President Obama on Friday called an end to the 22-year ban on travel to the United States by people tested positive for HIV, fulfilling a promise he made to gay advocates and acting to eliminate a restriction he said was “rooted in fear rather than fact.”
Obama made the announcement as he signed the fourth reauthorization of the federal program named for Ryan White, an Indiana boy who contracted AIDS through a blood transfusion. The program, started in 1990, provides funds for HIV-related care.
Obama said that lifting the ban is a “step that will encourage people to get tested and get treatment. It’s a step that will keep families together, and it’s a step that will save lives.”
“We lead the world when it comes to helping stem the AIDS pandemic — yet we are one of only a dozen countries that still bar people from HIV from entering our own country,” he said. “If we want to be the global leader in combating HIV/AIDS, we need to act like it,” he said.

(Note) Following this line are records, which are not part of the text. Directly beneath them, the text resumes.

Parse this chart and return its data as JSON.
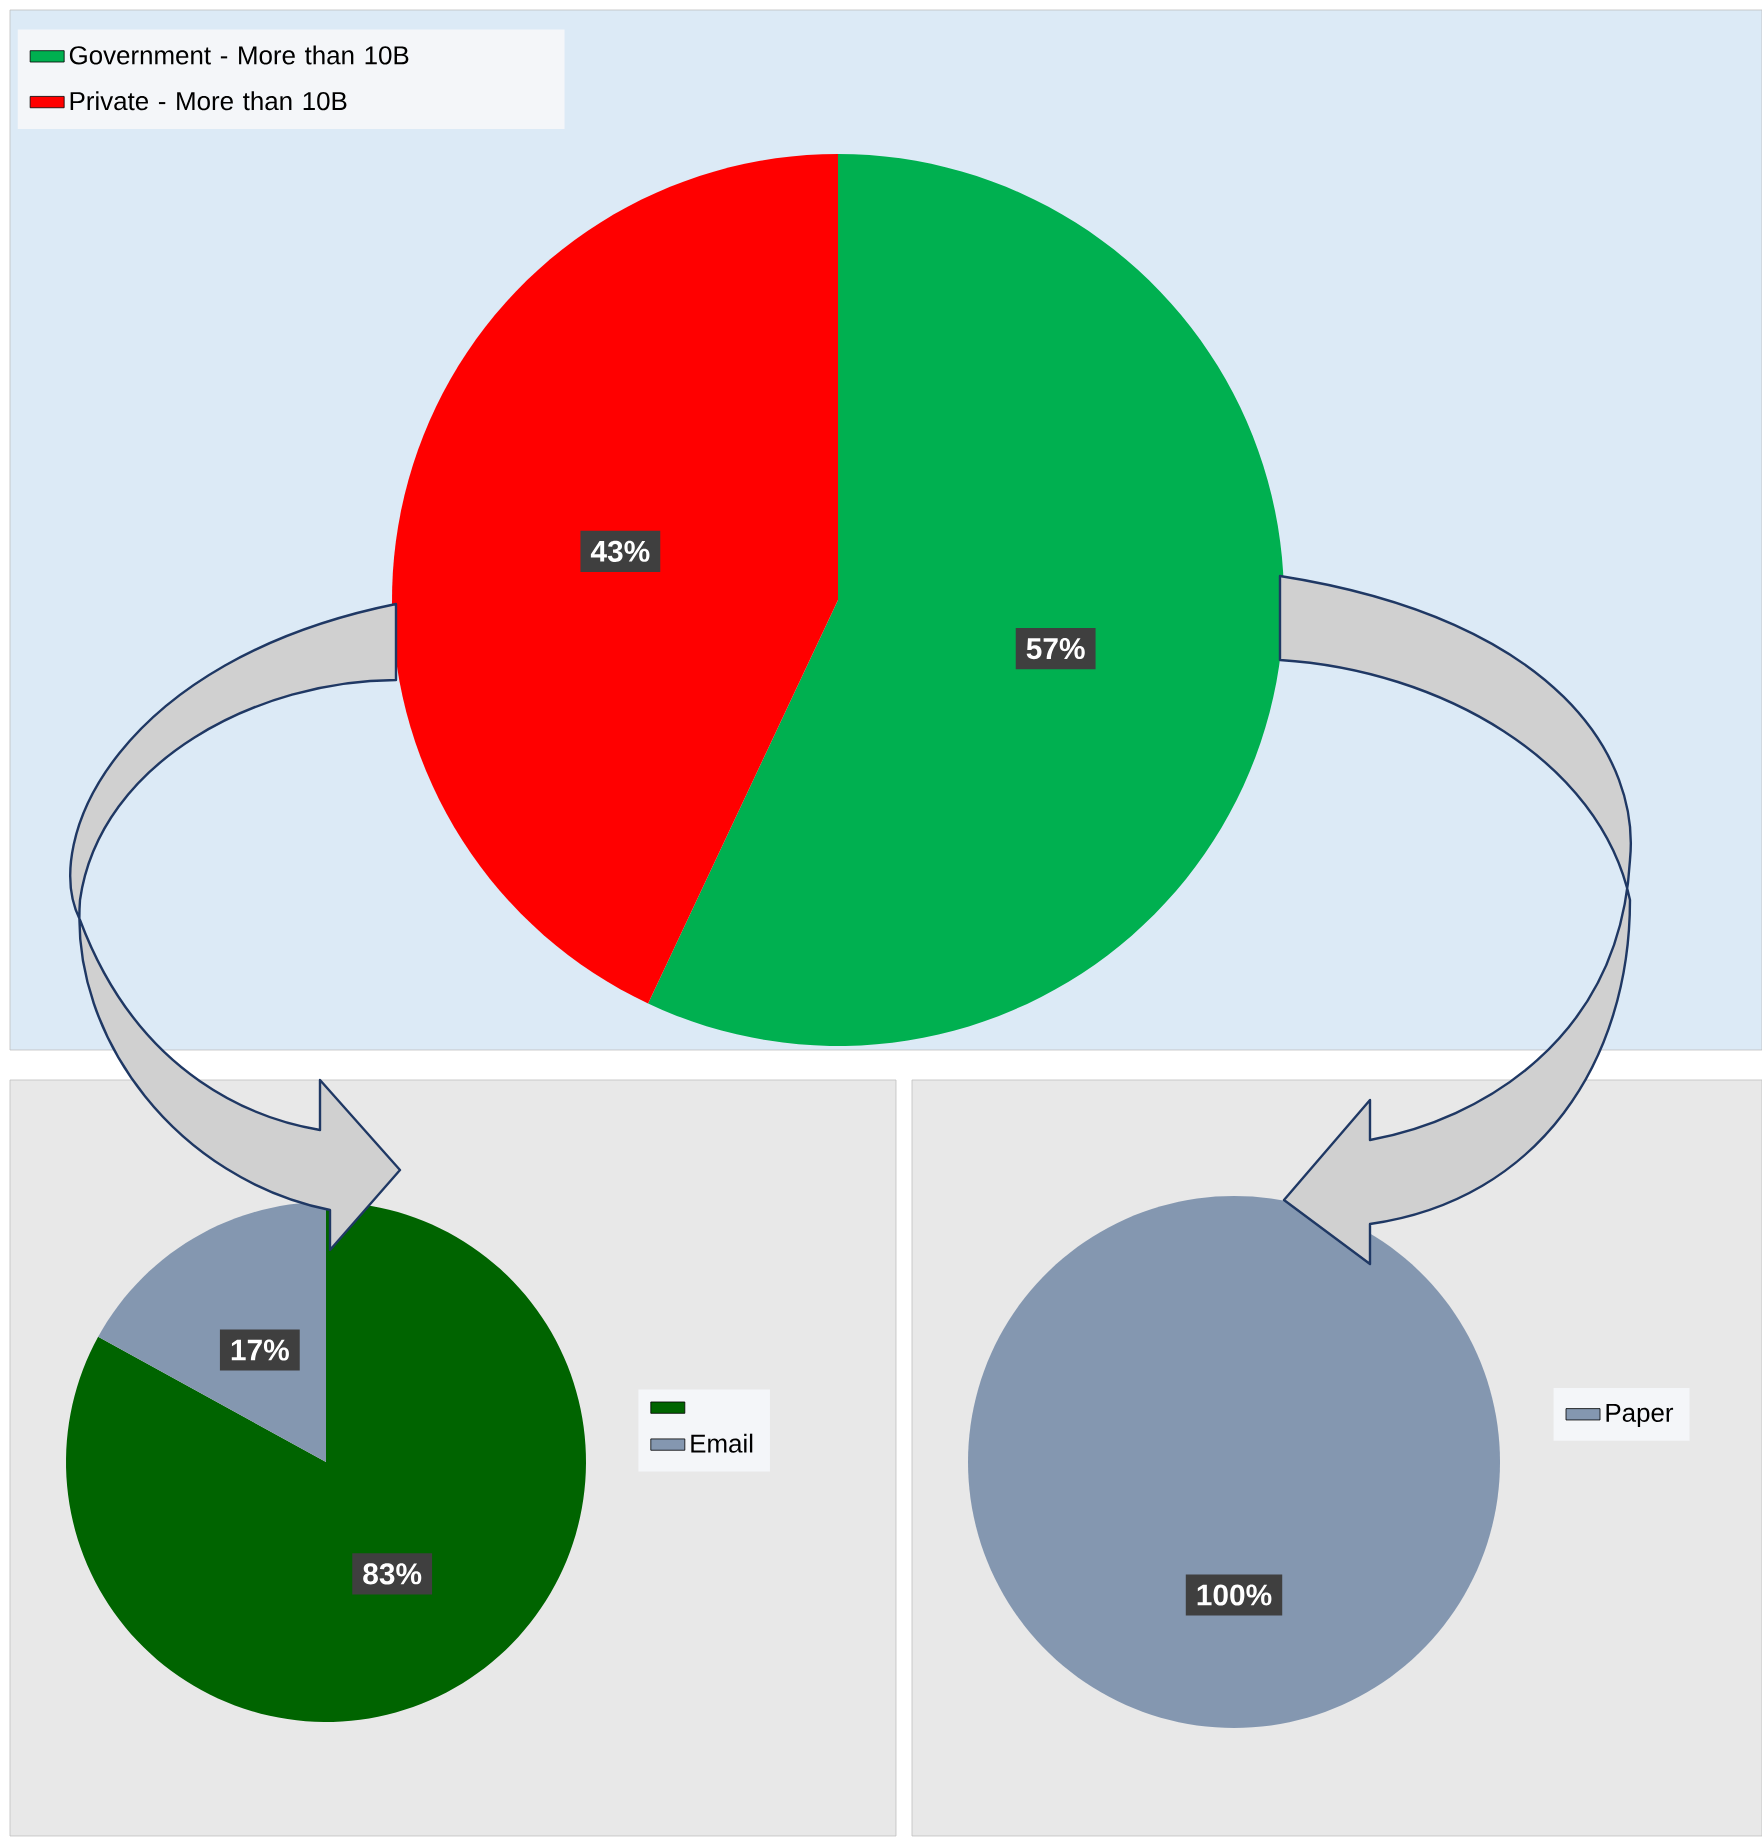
{
  "chart_data": [
    {
      "type": "pie",
      "categories": [
        "Government - More than 10B",
        "Private - More than 10B"
      ],
      "values": [
        57,
        43
      ],
      "colors": [
        "#00b050",
        "#ff0000"
      ],
      "value_labels": [
        "57%",
        "43%"
      ],
      "legend": "top left"
    },
    {
      "type": "pie",
      "categories": [
        null,
        "Email"
      ],
      "values": [
        83,
        17
      ],
      "colors": [
        "#006400",
        "#8497b0"
      ],
      "value_labels": [
        "83%",
        "17%"
      ],
      "legend": "right"
    },
    {
      "type": "pie",
      "categories": [
        "Paper"
      ],
      "values": [
        100
      ],
      "colors": [
        "#8497b0"
      ],
      "value_labels": [
        "100%"
      ],
      "legend": "right"
    }
  ]
}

The Ryan White HIV/AIDS Treatment Extension Act authorizes a 5 percent annual increase in federal support over the next four years. Funding under the law is scheduled to rise from more than $2.5 billion in fiscal year 2010 to nearly $3 billion in fiscal year 2013.

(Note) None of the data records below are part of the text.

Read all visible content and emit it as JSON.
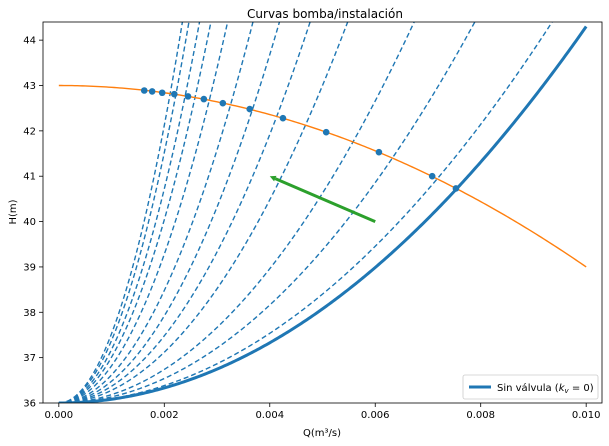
{
  "chart_data": {
    "type": "line",
    "title": "Curvas bomba/instalación",
    "xlabel": "Q(m³/s)",
    "ylabel": "H(m)",
    "xlim": [
      -0.0003,
      0.0103
    ],
    "ylim": [
      36,
      44.4
    ],
    "xticks": [
      0.0,
      0.002,
      0.004,
      0.006,
      0.008,
      0.01
    ],
    "xtick_labels": [
      "0.000",
      "0.002",
      "0.004",
      "0.006",
      "0.008",
      "0.010"
    ],
    "yticks": [
      36,
      37,
      38,
      39,
      40,
      41,
      42,
      43,
      44
    ],
    "ytick_labels": [
      "36",
      "37",
      "38",
      "39",
      "40",
      "41",
      "42",
      "43",
      "44"
    ],
    "grid": false,
    "legend_position": "lower-right",
    "colors": {
      "system": "#1f77b4",
      "pump": "#ff7f0e",
      "arrow": "#2ca02c"
    },
    "pump_curve": {
      "x_range": [
        0.0,
        0.01
      ],
      "H0": 43.0,
      "b": 40000
    },
    "system_curves": {
      "H_static": 36.0,
      "k_values": [
        83000,
        96000,
        135000,
        185000,
        280000,
        370000,
        480000,
        620000,
        820000,
        1010000,
        1180000,
        1380000,
        1530000
      ]
    },
    "series": [
      {
        "name": "Sin válvula ($k_v = 0$)",
        "style": "solid",
        "k": 83000
      }
    ],
    "legend": [
      {
        "label": "Sin válvula (",
        "math": "k",
        "sub": "v",
        "tail": " = 0)"
      }
    ],
    "operating_points": [
      {
        "x": 0.00753,
        "y": 40.73
      },
      {
        "x": 0.00708,
        "y": 41.0
      },
      {
        "x": 0.00607,
        "y": 41.53
      },
      {
        "x": 0.00507,
        "y": 41.97
      },
      {
        "x": 0.00425,
        "y": 42.28
      },
      {
        "x": 0.00362,
        "y": 42.48
      },
      {
        "x": 0.00311,
        "y": 42.61
      },
      {
        "x": 0.00275,
        "y": 42.7
      },
      {
        "x": 0.00245,
        "y": 42.76
      },
      {
        "x": 0.00219,
        "y": 42.81
      },
      {
        "x": 0.00196,
        "y": 42.84
      },
      {
        "x": 0.00177,
        "y": 42.87
      },
      {
        "x": 0.00162,
        "y": 42.89
      }
    ],
    "arrow": {
      "from": [
        0.006,
        40.0
      ],
      "to": [
        0.004,
        41.0
      ]
    }
  }
}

The measure passed both the Senate and the House of Representatives last week. Similar legislation first passed almost 20 years ago and was reauthorized in 1996, 2000 and 2006.
The process to end the travel ban was started last year by Congress and the Bush administration. The president said his administration will finish it by publishing the final rules on Monday to eliminate the ban. The ban is expected to be lifted early next year.